Steps, Ladders, Stairs in Art. Volume 1 - страница 4
Chaim Soutine, The Red Staircase at Cagnes, 1923–1924, oil on canvas, 28.5 × 21.25 ins
In Mihail Chemiakin’s work “The Ladder” (V1: 253) a border between two planes is clearly marked. The passage here represents not the transition between worlds, but rather the choice of a moral path. The change in color from red to white can be seen to symbolize the choice between spiritual purity (white) or bodily passions (red), if we consider red and white to be symbols of the diabolical and the divine. The dichotomy of red and white, present in European culture since the early Middle Ages, today is most often associated with the Russian Revolution.
“Stairs and ladders play a tremendous philosophical role in human life. Our life unfolds on the earth’s surface, on this plane, but we strive towards something higher; step by step we attain some sort of heights, like Jacob. And vice versa: if we do not behave as we should, we descend closer and closer to the underworld. The ladder is a symbol of human existence.“[4]
Red and white tones predominate in Chaim Soutine’s paintings, notably in his “Red Staircase at Cagnes” – a profoundly tragic image that reflects the artist’s dramatic life and its constant psychological stress. This landscape from the artist’s early period is an attempt to comprehend the meaning of color. Soutine was very interested in red as the color of both life and death. His red staircase, reminiscent of the backbone of the split carcasses so often depicted by the artist, runs along a crooked street, conveying the finiteness of the flesh and the “fluidity” of being. Here once again we find the heavenly staircase, uniting the carnal and the sublime, the inaccessible but possible.
Leningrad nonconformist Gennady Ustyugov’s 1993 painting ”Whither Leads the Ladder?” (V1: 159) can be seen as a reference to Russian Orthodox Marian iconography. Ustyugov places the ladder, in dialogue with a female figure, against the background of an unreal landscape. The bent position of her translucent body reminds the viewer of the angels in Andrei Rublev’s “Trinity” icon, and her head is tilted toward a ladder, suggesting it is a way to the mountaintop. The female figure is imbued with the mood of estrangement from the earthly and the readiness to make a journey; the presence of a ladder as a transcendental sign gives hope for salvation, hope that the soul will gain strength and recover after suffering. The painting largely becomes a mirror of the internal state of the artist himself, who has defined his primary question in the work’s title: does the ladder represent atonement or punishment?
“My soul is created as if in the image of Russian icons.”
(G. Ustyugov)[5]
Stairs as a symbol of Christ’s suffering appear in the Catholic tradition as early as the 9>thcentury and is found in icons, crucifixes and retablo.
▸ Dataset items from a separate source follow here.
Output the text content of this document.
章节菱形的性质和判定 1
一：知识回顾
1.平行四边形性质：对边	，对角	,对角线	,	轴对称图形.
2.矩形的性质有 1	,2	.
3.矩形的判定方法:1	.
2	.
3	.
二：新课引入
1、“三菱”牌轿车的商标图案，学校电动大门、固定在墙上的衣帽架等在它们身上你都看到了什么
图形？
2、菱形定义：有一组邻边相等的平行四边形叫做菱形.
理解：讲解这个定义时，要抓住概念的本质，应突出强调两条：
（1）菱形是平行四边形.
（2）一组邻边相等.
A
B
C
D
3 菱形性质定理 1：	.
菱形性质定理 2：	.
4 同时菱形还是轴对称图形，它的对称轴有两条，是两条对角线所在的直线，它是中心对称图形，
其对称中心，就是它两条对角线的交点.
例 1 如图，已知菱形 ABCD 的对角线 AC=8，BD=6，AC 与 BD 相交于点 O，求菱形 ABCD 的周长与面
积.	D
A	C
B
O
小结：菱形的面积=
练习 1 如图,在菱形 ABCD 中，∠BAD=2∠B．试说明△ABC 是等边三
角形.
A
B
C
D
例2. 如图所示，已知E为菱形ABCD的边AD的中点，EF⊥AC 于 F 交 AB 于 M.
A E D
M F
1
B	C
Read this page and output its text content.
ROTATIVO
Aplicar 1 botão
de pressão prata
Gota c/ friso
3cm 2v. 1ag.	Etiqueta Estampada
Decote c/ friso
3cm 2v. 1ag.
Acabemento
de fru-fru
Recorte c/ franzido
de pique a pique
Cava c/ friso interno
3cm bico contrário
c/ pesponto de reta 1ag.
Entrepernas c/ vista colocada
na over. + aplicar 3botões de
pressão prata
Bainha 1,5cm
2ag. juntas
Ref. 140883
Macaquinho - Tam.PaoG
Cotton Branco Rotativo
And although the presence of a ladder in “Ascension to the Cross” and “Descent from the Cross” is not mentioned by any Gospel – ladders first appeared in illustrations and images – ladders are often mentioned in theological manuscripts from the Middle Ages. One can even speak about the formation of established medieval iconography in the image of Christ climbing a ladder to the crucifix, an example of which we see in the illustration by Pacino di Buonaguida to the c. 1320 manuscript “Vita Christi” (V1: 102). In Fra Angelico’s “Nailing of Christ to the Cross” (1442) (V1: 106), both executioners and Christ are depicted on ladders leading to the cross. Thenceforth the ladder is frequently an attribute of execution. For example, Jan Luyken’s 1685 etching, “Anneken Hendriks, tied to a ladder and burned in Amsterdam in 1571” (V1: 119), depicts the execution of a woman condemned for heresy. Here the ladder itself, in an analogy to the cross, is the instrument of execution.